We reviewed spectral domain OCT images of six eyes of five patients with dry AMD who had macular OCT images prior to the conversion to wet AMD with RAP lesions. Macular cube images were taken using a Topcon 3D-OCT 2000, Zeiss Cirrus OCT or Heidelberg Spectralis OCT. OCT images of the RAP lesions and prior OCT images, up to three years, were reviewed to detect any changes in the retina, retinal pigment epithelium (RPE) or choroid at the site of future RAP lesions.
We observed that structural changes in the retina appear months to years before the appearance of typical RAP lesions.

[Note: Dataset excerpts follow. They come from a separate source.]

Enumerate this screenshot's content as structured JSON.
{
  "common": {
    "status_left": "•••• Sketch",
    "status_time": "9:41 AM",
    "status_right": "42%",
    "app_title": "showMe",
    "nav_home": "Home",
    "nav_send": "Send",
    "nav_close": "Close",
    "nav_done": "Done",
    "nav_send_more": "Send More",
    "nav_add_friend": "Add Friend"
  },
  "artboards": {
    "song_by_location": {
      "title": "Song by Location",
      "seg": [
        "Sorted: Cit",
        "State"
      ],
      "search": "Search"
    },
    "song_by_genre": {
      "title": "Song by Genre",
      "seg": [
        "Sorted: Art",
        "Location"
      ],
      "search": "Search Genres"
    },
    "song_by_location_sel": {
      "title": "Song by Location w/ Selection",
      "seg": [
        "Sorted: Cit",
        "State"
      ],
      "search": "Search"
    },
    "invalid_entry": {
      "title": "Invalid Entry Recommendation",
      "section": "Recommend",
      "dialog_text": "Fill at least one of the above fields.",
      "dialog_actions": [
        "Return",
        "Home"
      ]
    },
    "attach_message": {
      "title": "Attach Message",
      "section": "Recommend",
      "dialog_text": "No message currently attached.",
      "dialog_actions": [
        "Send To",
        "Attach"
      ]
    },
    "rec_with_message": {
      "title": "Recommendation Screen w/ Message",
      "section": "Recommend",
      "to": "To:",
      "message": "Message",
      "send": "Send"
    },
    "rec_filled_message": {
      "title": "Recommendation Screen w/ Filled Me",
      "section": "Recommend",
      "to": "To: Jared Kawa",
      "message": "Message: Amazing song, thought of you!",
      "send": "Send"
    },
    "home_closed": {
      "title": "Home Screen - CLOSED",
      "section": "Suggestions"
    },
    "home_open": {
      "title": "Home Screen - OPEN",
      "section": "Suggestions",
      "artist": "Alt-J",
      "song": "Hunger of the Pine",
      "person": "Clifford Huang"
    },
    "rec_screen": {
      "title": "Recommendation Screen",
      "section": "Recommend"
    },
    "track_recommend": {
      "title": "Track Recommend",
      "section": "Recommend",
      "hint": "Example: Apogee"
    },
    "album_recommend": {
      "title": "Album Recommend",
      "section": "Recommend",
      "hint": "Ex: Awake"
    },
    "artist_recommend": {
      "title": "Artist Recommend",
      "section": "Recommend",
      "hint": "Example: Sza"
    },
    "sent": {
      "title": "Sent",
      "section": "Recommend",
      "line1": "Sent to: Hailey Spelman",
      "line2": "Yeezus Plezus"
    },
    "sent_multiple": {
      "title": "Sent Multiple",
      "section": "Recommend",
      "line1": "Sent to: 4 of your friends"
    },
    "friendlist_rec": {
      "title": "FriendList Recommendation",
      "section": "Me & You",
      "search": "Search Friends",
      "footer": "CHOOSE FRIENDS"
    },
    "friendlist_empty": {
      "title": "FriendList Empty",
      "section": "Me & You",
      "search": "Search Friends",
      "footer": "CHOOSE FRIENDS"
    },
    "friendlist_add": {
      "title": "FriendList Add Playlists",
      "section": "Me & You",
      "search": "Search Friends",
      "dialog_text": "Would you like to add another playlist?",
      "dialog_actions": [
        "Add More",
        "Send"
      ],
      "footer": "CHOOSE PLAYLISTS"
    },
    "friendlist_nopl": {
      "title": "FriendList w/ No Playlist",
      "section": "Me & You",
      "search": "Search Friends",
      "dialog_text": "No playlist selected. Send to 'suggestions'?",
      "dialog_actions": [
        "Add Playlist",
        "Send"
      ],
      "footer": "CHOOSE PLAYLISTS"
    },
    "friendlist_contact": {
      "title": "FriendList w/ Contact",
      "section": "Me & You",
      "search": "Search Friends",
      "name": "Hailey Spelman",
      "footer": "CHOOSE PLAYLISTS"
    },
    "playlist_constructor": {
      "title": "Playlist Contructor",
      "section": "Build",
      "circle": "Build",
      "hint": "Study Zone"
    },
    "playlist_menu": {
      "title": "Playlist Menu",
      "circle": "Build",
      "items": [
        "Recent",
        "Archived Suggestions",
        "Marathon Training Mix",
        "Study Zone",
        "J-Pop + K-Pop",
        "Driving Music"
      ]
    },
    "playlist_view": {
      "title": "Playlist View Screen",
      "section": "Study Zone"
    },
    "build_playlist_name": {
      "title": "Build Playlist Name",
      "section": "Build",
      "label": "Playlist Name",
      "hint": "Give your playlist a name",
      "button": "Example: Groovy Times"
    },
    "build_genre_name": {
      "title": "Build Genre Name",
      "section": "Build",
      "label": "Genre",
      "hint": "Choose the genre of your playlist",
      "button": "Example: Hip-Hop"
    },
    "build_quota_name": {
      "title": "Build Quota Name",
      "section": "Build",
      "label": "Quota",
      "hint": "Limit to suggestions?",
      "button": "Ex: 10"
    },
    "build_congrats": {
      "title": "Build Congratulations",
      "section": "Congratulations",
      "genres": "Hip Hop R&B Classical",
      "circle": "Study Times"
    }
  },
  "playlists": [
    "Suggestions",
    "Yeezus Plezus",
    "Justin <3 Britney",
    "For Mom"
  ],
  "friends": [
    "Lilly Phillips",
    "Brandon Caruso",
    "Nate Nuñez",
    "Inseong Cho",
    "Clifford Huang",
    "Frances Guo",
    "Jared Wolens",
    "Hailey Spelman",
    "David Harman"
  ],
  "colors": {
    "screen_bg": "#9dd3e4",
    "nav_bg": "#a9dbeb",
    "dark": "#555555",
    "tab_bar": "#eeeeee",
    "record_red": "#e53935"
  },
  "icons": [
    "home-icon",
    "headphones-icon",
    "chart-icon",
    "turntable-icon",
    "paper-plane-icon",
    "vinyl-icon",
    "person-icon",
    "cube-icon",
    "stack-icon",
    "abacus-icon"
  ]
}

One of the earliest signs is elevation of the RPE either in the form of a small pigment epithelial detachment (PED) or more often in the form of RPE irregularity with underlying moderate hyperreflectivity consistent with fibrovascular tissue. At this point ellipsoid zone (EZ) band may be intact or disrupted. Another early sign is the presence of one or more intense intraretinal hyperreflective foci in the outer nuclear layer (ONL) or outer plexiform layer (OPL) near the peak of the RPE elevation. At this time, the ONL becomes thin or interrupted; the OPL may also become thin. Another sign, which may appear later, is blending of the RPE elevation with the OPL. Other retinal layers often remain relatively intact.
Reviewing OCT images showed that retinal structural changes are evident months to years before the appearance of typical RAP lesions. The earliest changes are visible at the RPE level, suggesting that this cell may be the origin of the disease.